When the fight first started, Babcock wasn't overly concerned.
"Pav is so strong," Babcock said. "He's a hard guy, he's not backing down from anyone, but I just figured he might hold on. He would be fine. Then he started to have some fun. Then he started to throw some punches. That's when I started holding my breath."
Once Datsyuk was safely in the penalty box, after having done a more than credible job in the fight with Perry, Babcock noted the fans in Joe Louis Arena showed their appreciation for Datsyuk's foray into fisticuffs by chanting his name. Loudly and with gusto.
"I've been in Detroit, what, six years?" he said. "The only time I've heard a (Red Wing) player's name chanted like that is Ozzie (netminder Chris Osgood) a lot of times after a big save and once with Stevie Y(zerman) when he was jumping over the boards to take a shootout shot against Nashville, so that tells you something right there.
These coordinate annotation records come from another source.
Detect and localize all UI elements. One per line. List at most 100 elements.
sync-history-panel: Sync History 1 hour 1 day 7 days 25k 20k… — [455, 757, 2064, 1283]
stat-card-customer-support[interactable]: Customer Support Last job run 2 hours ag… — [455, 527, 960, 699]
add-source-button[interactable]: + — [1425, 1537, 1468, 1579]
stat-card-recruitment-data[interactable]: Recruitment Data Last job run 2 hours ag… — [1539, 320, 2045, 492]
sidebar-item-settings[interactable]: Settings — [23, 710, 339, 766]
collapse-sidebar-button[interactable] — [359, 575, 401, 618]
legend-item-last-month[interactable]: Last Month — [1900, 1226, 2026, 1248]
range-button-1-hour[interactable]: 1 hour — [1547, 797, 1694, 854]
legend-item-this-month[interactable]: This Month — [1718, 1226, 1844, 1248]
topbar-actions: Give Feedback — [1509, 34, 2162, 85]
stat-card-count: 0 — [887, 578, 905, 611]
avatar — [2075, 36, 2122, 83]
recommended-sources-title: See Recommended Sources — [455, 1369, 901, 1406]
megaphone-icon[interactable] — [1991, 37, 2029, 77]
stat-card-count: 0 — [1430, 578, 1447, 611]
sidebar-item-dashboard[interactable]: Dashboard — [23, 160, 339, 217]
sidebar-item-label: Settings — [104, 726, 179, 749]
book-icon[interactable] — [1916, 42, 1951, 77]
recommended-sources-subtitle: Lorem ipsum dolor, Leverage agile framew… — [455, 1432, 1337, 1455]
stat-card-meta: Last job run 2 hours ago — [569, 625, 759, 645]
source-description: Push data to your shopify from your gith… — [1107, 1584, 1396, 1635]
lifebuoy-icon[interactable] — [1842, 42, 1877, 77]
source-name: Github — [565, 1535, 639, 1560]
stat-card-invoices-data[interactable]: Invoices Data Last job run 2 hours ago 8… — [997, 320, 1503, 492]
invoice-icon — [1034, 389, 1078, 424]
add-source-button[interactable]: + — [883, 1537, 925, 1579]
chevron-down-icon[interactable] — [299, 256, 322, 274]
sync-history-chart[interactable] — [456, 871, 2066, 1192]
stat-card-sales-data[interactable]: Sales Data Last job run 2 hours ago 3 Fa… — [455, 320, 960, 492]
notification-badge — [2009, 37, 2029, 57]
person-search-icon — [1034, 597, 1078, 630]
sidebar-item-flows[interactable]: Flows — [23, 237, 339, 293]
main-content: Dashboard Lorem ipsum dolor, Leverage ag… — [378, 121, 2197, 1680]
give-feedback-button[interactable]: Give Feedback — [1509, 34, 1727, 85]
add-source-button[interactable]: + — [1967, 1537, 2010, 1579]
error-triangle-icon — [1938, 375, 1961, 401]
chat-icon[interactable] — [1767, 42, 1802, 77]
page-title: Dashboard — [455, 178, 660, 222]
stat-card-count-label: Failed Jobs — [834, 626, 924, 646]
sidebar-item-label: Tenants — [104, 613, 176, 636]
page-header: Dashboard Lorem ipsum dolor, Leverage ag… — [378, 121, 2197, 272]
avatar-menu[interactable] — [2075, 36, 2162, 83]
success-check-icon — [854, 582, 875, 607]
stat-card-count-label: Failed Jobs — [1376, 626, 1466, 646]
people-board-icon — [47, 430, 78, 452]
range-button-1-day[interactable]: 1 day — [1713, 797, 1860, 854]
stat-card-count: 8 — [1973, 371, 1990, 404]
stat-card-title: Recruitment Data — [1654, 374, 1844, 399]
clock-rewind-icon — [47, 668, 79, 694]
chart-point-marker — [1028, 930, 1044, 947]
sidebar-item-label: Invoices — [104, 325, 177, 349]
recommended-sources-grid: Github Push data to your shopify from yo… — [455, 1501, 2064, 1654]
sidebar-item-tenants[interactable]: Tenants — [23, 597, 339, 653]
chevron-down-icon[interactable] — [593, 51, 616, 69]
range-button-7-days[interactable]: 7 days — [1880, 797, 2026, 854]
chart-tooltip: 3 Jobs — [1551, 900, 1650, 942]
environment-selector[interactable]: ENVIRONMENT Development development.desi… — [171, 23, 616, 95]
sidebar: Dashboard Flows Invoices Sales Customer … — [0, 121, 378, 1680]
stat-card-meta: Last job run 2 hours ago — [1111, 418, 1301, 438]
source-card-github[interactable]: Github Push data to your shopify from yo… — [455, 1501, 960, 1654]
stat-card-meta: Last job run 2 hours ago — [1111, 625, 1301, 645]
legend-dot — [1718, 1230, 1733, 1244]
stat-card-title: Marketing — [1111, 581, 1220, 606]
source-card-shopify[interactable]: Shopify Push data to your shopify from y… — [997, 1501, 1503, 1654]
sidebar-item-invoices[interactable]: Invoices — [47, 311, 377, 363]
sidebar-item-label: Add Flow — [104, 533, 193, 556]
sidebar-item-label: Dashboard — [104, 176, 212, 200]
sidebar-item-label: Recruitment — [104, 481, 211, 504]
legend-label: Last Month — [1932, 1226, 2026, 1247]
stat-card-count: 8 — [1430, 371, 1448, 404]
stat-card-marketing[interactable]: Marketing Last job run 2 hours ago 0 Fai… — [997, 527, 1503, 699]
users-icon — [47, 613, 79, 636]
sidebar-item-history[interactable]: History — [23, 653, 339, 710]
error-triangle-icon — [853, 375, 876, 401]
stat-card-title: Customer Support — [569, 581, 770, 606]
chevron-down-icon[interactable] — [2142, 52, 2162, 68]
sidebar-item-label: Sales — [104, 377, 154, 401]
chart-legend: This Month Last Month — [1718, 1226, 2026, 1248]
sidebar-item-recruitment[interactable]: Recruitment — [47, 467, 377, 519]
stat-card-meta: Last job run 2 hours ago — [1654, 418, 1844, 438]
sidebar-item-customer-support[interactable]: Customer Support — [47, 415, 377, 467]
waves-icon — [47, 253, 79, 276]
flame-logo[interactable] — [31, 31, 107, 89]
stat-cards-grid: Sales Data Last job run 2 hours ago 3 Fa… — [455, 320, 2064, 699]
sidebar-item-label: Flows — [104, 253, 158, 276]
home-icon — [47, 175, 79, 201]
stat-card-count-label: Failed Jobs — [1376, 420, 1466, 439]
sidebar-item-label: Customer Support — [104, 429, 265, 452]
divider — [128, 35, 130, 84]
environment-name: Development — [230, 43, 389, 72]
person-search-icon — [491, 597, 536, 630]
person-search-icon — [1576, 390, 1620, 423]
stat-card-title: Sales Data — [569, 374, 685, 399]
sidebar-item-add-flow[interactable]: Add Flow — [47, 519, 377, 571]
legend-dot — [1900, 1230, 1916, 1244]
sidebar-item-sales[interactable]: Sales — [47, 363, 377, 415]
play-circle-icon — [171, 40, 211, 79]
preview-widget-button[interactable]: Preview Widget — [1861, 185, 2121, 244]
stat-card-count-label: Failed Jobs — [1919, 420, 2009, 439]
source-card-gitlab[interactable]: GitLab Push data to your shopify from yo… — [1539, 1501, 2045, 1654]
It was really something."
And it goes without saying Babcock is thrilled Datsyuk emerged unscathed, although the Red Wing coach has some pretty good job security now regardless of who gets injured.
The Red Wings announced today Babcock has signed a four-year extension, above and beyond this season, the last on Babcock's old contract. The best guesstimates are that Babcock's deal is worth around $2M per year -- there is no salary disclosure for coaches -- and it likely makes him, along with Chicago coach Joel Quenneville, who was recently extended by the Blackhawks, as the highest paid coaches in the NHL.
Before committing to the extension, Babcock talked to the other NHL coaches with tremendous tenure in one city -- Lindy Ruff in Buffalo and Barry Trotz in Nashville. Babcock wanted to get a feel from them for how they felt about staying in one place for so long, the challenges of keeping things fresh and making sure the players don't get tired of hearing the same voice or that if they do, how to keep things moving forward.
Babcock had no real desire to leave Detroit, especially since it's arguably the finest organization in the entire NHL and his kids are at the age where the last thing they want to do right now is pull up stakes and move. But he's also got a lot of pride and doesn't just want to be one of the coaches with the most tenure in one city, he wants to be the best.
Signing the extension in Detroit will give him a chance to do all that and then some.